Understanding OpenFabrics Enterprise Distribution (OFED) and InfiniBand Software Architecture
This article provides a comprehensive overview of OpenFabrics Enterprise Distribution (OFED), its history, component stack, and the layered InfiniBand software architecture, explaining how various protocols such as IPoIB, SDP, and iSER enable high‑performance, low‑latency networking for Linux and Windows applications.
OpenFabrics Enterprise Distribution (OFED) is an open‑source collection of drivers, kernel code, middleware, and user‑level interfaces that support InfiniBand fabrics. The first version was released in 2005 by the OpenFabrics Alliance (OFA), and Mellanox OFED provides Linux and Windows (WinOF) implementations with diagnostic and performance tools for monitoring bandwidth and congestion.

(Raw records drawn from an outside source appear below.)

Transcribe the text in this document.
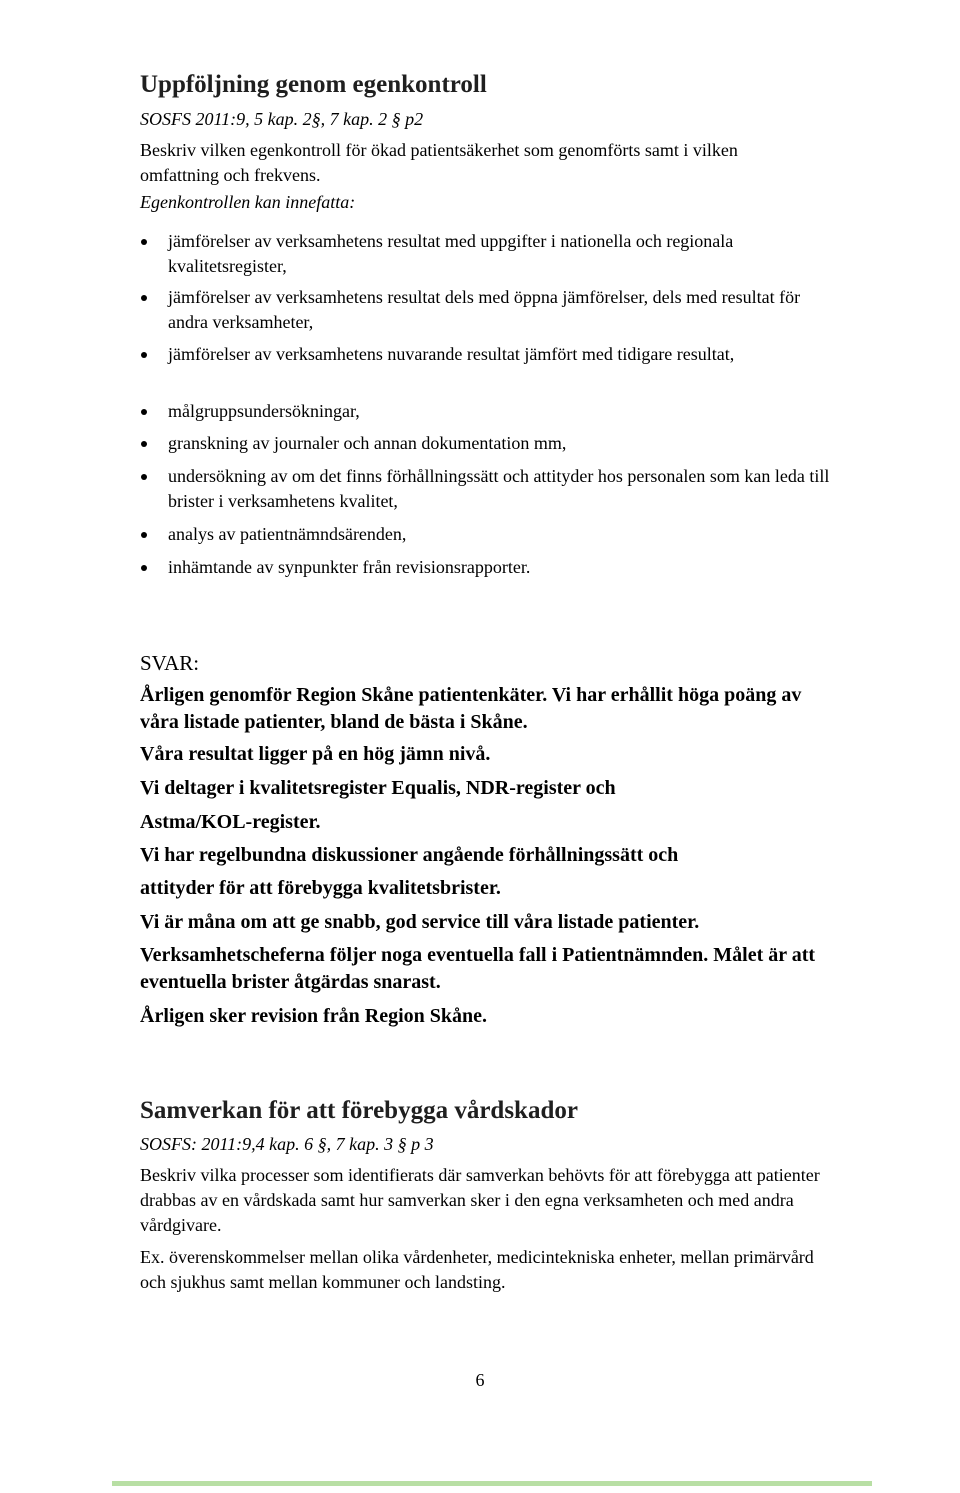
Uppföljning genom egenkontroll

SOSFS 2011:9, 5 kap. 2§, 7 kap. 2 § p2

Beskriv vilken egenkontroll för ökad patientsäkerhet som genomförts samt i vilken omfattning och frekvens.

Egenkontrollen kan innefatta:

jämförelser av verksamhetens resultat med uppgifter i nationella och regionala kvalitetsregister,
jämförelser av verksamhetens resultat dels med öppna jämförelser, dels med resultat för andra verksamheter,
jämförelser av verksamhetens nuvarande resultat jämfört med tidigare resultat,
målgruppsundersökningar,
granskning av journaler och annan dokumentation mm,
undersökning av om det finns förhållningssätt och attityder hos personalen som kan leda till brister i verksamhetens kvalitet,
analys av patientnämndsärenden,
inhämtande av synpunkter från revisionsrapporter.

SVAR:

Årligen genomför Region Skåne patientenkäter. Vi har erhållit höga poäng av våra listade patienter, bland de bästa i Skåne.

Våra resultat ligger på en hög jämn nivå.

Vi deltager i kvalitetsregister Equalis, NDR-register och

Astma/KOL-register.

Vi har regelbundna diskussioner angående förhållningssätt och

attityder för att förebygga kvalitetsbrister.

Vi är måna om att ge snabb, god service till våra listade patienter.

Verksamhetscheferna följer noga eventuella fall i Patientnämnden. Målet är att eventuella brister åtgärdas snarast.

Årligen sker revision från Region Skåne.

Samverkan för att förebygga vårdskador

SOSFS: 2011:9,4 kap. 6 §, 7 kap. 3 § p 3

Beskriv vilka processer som identifierats där samverkan behövts för att förebygga att patienter drabbas av en vårdskada samt hur samverkan sker i den egna verksamheten och med andra vårdgivare.

Ex. överenskommelser mellan olika vårdenheter, medicintekniska enheter, mellan primärvård och sjukhus samt mellan kommuner och landsting.

6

The OpenFabrics Alliance, founded in 2004 as the OpenIB Alliance, develops and promotes a vendor‑independent, Linux‑based InfiniBand software stack, later extending support to Windows, iWARP, RoCE, and other high‑performance networks.

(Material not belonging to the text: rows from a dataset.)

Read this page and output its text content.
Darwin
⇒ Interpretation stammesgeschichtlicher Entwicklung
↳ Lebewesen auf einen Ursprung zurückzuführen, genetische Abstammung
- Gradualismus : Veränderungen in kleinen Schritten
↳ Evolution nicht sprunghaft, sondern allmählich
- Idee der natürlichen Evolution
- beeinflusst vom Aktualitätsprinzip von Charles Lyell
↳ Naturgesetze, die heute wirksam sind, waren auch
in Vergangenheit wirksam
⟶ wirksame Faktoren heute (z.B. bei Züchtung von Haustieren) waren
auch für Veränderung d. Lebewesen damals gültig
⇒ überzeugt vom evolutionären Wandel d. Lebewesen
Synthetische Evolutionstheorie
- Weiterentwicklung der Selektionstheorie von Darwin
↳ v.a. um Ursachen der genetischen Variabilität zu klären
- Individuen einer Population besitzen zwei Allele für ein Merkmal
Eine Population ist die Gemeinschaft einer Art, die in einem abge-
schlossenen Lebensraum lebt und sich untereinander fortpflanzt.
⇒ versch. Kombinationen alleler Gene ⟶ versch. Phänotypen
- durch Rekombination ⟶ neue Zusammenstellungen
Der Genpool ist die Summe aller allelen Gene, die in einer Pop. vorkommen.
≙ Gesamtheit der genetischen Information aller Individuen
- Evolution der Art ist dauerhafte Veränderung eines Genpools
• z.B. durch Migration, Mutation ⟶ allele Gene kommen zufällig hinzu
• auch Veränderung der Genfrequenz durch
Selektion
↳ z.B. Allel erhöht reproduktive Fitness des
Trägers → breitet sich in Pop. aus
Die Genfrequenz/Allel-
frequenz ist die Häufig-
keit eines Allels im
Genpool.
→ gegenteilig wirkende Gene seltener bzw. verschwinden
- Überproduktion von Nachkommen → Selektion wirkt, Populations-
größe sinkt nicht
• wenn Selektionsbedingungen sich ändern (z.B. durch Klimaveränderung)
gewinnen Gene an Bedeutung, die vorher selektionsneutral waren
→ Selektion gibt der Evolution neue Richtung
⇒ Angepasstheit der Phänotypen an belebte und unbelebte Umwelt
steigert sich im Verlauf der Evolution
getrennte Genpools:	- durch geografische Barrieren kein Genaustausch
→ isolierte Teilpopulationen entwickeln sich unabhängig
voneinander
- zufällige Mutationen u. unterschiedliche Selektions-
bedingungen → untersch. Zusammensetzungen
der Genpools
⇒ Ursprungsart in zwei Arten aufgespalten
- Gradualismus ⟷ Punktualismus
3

Mellanox OFED bundles drivers, middleware, user interfaces, and standard protocols such as IPoIB, SDP, SRP, iSER, RDS, and DAPL, supporting MPI, Lustre/NFS over RDMA, and exposing the Verbs programming interface. It is distributed as an ISO image containing source code, binary RPMs, firmware, utilities, installation scripts, and documentation.
From a developer’s perspective, the InfiniBand software architecture is designed to let existing IP/TCP socket applications run unchanged while gaining InfiniBand performance. The stack consists of three logical layers: the HCA driver, the core InfiniBand module, and upper‑layer protocols. The middle layer provides services such as Communication Manager (CM), Subnet Administrator client, Subnet Management Agent (SMA), Performance Management Agent (PMA), MAD service, General Service Interface (GSI), queue pairs (QP), Subnet Management Interface (SMI), and Verbs, handling resource tracking and cleanup.
High‑level protocols like IP over IB (IPoIB) allow any IP‑based application to benefit from InfiniBand bandwidth and latency without code changes. Linux kernels 2.6.11+ support IPoIB, and developers can also use Socket Direct Protocol (SDP) or other socket‑based APIs to exploit advanced InfiniBand features. InfiniBand also supports SCSI, iSCSI, and NFS via protocols such as iSER, which operate over an additional abstraction layer (CMA) for transparent RDMA access.
The InfiniBand stack is supported on major Linux distributions, Windows Server, Windows Compute Cluster Server, and hypervisor platforms like VMware, making it a versatile solution for high‑performance computing, storage, and networking workloads.